In Sankt Maria, Unsrer Lieben Frau,

So in Marias Orden

Mit süßer Minne Worten

Wir schauen Gott die Mutter trunkner Schau.


Die Gottheit Ich-bin-da

Will, daß du bist allein Marien Sklave,

Die Sapientia

Will deiner Minne Ja,

Und Heilig Geist die Mutter ist in Jahwe.



4


(Morgengrauen. Weißer Mond am dunkelblauen Himmel über einem ländlichen Friedhof. Auf dem Friedhofsgarten ein lebensgroßes Kruzifix.
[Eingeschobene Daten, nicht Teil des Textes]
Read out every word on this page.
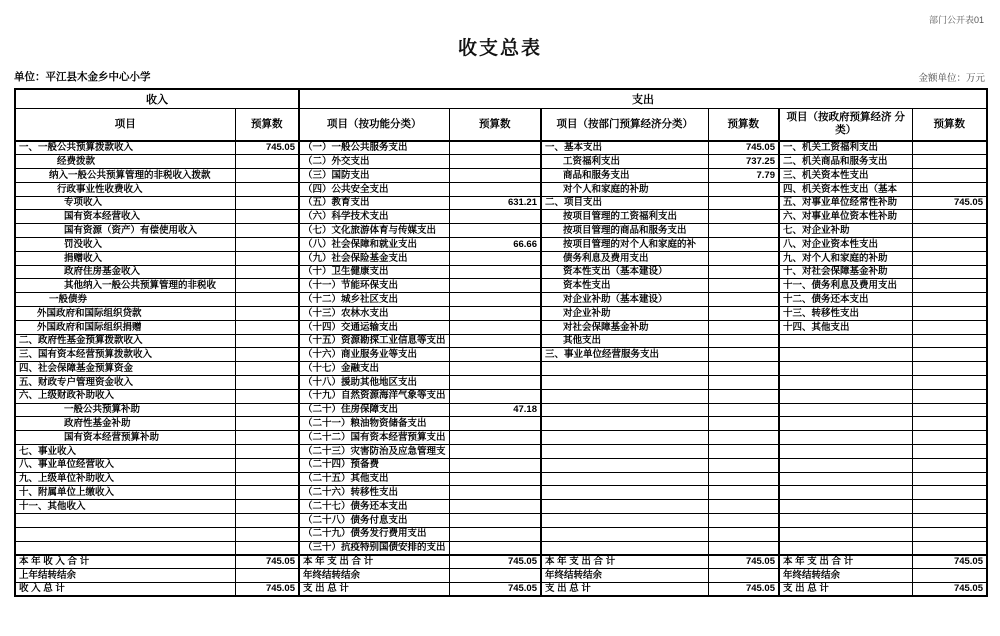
部门公开表01
收支总表
单位：平江县木金乡中心小学	金额单位：万元
收入		支出					
项目	预算数	项目（按功能分类）	预算数	项目（按部门预算经济分类）	预算数	项目（按政府预算经济 分类）	预算数
一、一般公共预算拨款收入	745.05	（一）一般公共服务支出		一、基本支出	745.05	一、机关工资福利支出	
经费拨款		（二）外交支出		工资福利支出	737.25	二、机关商品和服务支出	
纳入一般公共预算管理的非税收入拨款		（三）国防支出		商品和服务支出	7.79	三、机关资本性支出	
行政事业性收费收入		（四）公共安全支出		对个人和家庭的补助		四、机关资本性支出（基本	
专项收入		（五）教育支出	631.21	二、项目支出		五、对事业单位经常性补助	745.05
国有资本经营收入		（六）科学技术支出		按项目管理的工资福利支出		六、对事业单位资本性补助	
国有资源（资产）有偿使用收入		（七）文化旅游体育与传媒支出		按项目管理的商品和服务支出		七、对企业补助	
罚没收入		（八）社会保障和就业支出	66.66	按项目管理的对个人和家庭的补		八、对企业资本性支出	
捐赠收入		（九）社会保险基金支出		债务利息及费用支出		九、对个人和家庭的补助	
政府住房基金收入		（十）卫生健康支出		资本性支出（基本建设）		十、对社会保障基金补助	
其他纳入一般公共预算管理的非税收		（十一）节能环保支出		资本性支出		十一、债务利息及费用支出	
一般债券		（十二）城乡社区支出		对企业补助（基本建设）		十二、债务还本支出	
外国政府和国际组织贷款		（十三）农林水支出		对企业补助		十三、转移性支出	
外国政府和国际组织捐赠		（十四）交通运输支出		对社会保障基金补助		十四、其他支出	
二、政府性基金预算拨款收入		（十五）资源勘探工业信息等支出		其他支出			
三、国有资本经营预算拨款收入		（十六）商业服务业等支出		三、事业单位经营服务支出			
四、社会保障基金预算资金		（十七）金融支出					
五、财政专户管理资金收入		（十八）援助其他地区支出					
六、上级财政补助收入		（十九）自然资源海洋气象等支出					
一般公共预算补助		（二十）住房保障支出	47.18				
政府性基金补助		（二十一）粮油物资储备支出					
国有资本经营预算补助		（二十二）国有资本经营预算支出					
七、事业收入		（二十三）灾害防治及应急管理支					
八、事业单位经营收入		（二十四）预备费					
九、上级单位补助收入		（二十五）其他支出					
十、附属单位上缴收入		（二十六）转移性支出					
十一、其他收入		（二十七）债务还本支出					
		（二十八）债务付息支出					
		（二十九）债务发行费用支出					
		（三十）抗疫特别国债安排的支出					
本 年 收 入 合 计	745.05	本 年 支 出 合 计	745.05	本 年 支 出 合 计	745.05	本 年 支 出 合 计	745.05
上年结转结余		年终结转结余		年终结转结余		年终结转结余	
收 入 总 计	745.05	支 出 总 计	745.05	支 出 总 计	745.05	支 出 总 计	745.05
Don Juan allein.)


DON JUAN

Hier sah ich gestern die Madonna wallen

Im Frühlingsmondschein, wie die Nachtigallen

Von Minne schluchzten traurige Gesänge.

Hier ist der Welt Getriebe und Gedränge

Verscheucht von einem guten Genius,

Ein holder Engel gibt mir seinen Kuß,

Verheißt, ich darf in diesem Kirchhofgarten

Wie Morgenröte Unsre Frau erwarten.

Nun wart ich also auf die Morgenröte.

Die Lerchen blasen ihre Jubelflöte

In dieser Matutin vorm Himmelsthron

Zum Lob der Makellosen Konzeption.

Der Frühlingsblumen keuscher bunter Flor

Und in dem Morgenrot der Engel Chor,

Sie machen zum Empfang mich tief bereit,

Zu dem Empfang der makellosen Maid.

Ich ahne in der Schwermut meiner Seele,

Daß Unsre Liebe Fraue ohne Fehle

In ihrer Makellosen Konzeption

Mich einführt ins Geheimnis der Passion.

Zu tief hat mich die makellose Maid

Getaucht in ihrer Minne Pein und Leid,

Daß ich bereitet von der Schwermut-Wehmut

Die Allerheiligste in tiefer Demut

Empfangen darf in diesem Friedhofsgarten.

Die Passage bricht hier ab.